Managing Innovation

Innovation is necessary for any business to thrive and succeed. However, it’s safe to say that most companies don’t get the ROI they expect from their innovation efforts. In any organization, at any time, there is an abundance of new and good ideas. The challenge is for businesses to capture these ideas, sort them, and nurture them in a way that’s systematic and efficient.

The reason for failures in innovation efforts can generally be attributed to a number of factors. The organizational culture may stifle new ideas due to internal politics, lack of incentives for individuals to collaborate and share their good ideas, lack of a formalized and disciplined innovation practice, lack of funding to bring ideas to fruition, lack of strong leadership support for innovation efforts, among others. Most companies don’t know how to measure the ROI on their innovation spending and the metrics around innovation are usually vague or missing.

This a good time to discuss the concept of innovation. Innovation is the process of gaining a business advantage through the know-how and thinking of the organizational members. Innovation can come in many different forms and at many different levels. Innovation can be applied to a product, a campaign, a business process, or management practices. Innovation covers a wide spectrum from an improvement, to a novelty idea, to a transformational brainchild. The source of the innovation can be an employee, a business partner, a customer, or management. This breadth is what makes innovation possible but also makes it challenging to formalize a systematic approach to innovation.

Managing innovation is a critical issue for executives especially in the high technology industries. High Tech companies drive a notable portion of their top-line growth through innovative products and services. These companies need to have a steady pipeline of innovation feeding their constant growth appetite. Even in mature industries, companies need a way to innovate to get out of having to compete over price alone and avoid the commoditization syndrome.

An innovation incubator inside a company needs a number of capabilities: A means for capturing employee ideas, a process for vetting and grooming ideas with experts, ability to build business cases for further developing the idea

To share their ideas, employees need incentives and rewards for bringing their ideas forward and willingness to collaborate with others to refine the idea. Management must find ways to encourage and reward participation.
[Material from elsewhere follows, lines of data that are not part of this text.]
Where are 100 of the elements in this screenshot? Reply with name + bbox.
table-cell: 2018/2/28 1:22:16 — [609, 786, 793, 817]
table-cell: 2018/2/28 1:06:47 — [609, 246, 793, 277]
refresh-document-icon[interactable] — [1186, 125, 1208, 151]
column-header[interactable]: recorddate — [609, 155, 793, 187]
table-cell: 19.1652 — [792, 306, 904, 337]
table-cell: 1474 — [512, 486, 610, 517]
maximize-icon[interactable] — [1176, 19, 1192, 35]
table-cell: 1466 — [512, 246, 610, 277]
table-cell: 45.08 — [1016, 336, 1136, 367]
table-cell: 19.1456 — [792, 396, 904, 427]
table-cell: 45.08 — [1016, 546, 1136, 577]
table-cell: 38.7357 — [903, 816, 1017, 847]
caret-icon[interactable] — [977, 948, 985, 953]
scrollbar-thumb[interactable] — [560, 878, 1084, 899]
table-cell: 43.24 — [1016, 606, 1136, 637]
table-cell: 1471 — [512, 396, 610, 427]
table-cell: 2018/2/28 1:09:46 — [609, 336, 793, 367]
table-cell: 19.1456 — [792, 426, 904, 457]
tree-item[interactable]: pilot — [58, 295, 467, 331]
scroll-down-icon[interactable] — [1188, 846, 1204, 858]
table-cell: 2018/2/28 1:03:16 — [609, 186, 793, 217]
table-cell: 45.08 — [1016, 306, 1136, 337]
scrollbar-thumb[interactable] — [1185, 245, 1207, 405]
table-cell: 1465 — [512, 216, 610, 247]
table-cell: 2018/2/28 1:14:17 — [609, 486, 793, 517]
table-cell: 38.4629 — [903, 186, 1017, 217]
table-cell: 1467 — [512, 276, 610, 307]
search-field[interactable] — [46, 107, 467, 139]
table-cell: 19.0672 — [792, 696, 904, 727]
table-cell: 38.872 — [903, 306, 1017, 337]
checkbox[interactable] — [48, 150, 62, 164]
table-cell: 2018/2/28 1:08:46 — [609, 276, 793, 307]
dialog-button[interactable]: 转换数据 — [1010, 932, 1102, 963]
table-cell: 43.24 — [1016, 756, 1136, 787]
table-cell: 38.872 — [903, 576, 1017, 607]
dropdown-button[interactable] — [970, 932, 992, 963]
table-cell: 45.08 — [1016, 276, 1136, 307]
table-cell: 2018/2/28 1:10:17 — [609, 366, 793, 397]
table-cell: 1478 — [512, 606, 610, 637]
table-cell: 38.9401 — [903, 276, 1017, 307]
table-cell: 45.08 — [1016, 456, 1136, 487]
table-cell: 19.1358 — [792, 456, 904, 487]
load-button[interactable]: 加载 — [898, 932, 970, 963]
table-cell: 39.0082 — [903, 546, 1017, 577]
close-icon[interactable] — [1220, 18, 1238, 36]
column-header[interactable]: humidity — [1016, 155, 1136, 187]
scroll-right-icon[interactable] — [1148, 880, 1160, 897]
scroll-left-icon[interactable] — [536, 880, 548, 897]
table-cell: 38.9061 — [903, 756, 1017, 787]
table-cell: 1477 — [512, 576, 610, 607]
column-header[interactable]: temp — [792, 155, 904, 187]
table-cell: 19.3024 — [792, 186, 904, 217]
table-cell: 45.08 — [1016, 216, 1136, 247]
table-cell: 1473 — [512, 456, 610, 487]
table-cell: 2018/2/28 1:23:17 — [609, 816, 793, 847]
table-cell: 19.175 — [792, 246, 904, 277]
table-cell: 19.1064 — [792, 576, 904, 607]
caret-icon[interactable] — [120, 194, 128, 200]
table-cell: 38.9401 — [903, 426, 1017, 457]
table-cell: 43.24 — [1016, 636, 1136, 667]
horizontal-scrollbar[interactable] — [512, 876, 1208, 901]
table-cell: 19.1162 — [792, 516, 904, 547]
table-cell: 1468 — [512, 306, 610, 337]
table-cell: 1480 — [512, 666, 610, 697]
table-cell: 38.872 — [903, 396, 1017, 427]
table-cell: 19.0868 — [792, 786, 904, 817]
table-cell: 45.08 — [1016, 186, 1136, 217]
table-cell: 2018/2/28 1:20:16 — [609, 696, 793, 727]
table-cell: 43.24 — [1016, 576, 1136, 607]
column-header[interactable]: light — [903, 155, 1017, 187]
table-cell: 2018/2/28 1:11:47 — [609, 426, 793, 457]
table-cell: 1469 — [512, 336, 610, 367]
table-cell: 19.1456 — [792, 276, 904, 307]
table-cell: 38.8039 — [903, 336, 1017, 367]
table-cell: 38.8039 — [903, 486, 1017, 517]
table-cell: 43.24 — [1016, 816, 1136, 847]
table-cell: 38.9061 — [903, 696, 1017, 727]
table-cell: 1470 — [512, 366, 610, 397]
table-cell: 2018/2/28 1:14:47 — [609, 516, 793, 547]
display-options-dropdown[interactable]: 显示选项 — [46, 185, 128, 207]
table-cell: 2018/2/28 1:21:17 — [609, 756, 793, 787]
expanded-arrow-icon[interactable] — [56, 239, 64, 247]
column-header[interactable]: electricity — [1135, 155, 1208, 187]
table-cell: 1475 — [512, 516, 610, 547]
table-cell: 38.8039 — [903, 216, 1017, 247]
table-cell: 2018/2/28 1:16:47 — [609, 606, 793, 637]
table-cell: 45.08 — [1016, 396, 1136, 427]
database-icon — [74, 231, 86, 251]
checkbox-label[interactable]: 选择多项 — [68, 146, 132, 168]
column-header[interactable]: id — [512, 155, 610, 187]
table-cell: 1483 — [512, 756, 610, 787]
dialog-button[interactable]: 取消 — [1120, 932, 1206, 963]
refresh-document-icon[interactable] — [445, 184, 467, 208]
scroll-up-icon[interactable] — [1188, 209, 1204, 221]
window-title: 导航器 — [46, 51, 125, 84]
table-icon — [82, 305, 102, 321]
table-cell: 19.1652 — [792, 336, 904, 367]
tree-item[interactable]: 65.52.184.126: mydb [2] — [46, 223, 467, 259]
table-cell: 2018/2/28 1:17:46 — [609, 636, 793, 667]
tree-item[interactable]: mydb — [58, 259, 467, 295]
The importance of innovation must be understood by the employees and they should easily find out how they can contribute. Management must empower employees to collaborate together on an idea and get involved with ideation efforts. Ideas promoted by employees need to be documented in a central repository so they can be reviewed and further detailed out. Employees must have access to functional subject matter experts who can provide technical advice, assess market opportunities, conduct analysis, screen ideas, and identify barriers or help formulate solutions. A formal approval process with stage-gates tied to formal budgeting allows the selected ideas to get further nurtured. Management need visibility to the overall pipeline to assess progress, evaluate quality, and accelerate promising opportunities. Use of technology tools can facilitate the innovation process.

In conclusion innovation cannot be an ad hoc process that’s left to chance. It requires process discipline and proper decision making to ensure that good ideas are contributing to the value proposition and converting to positive revenue opportunities.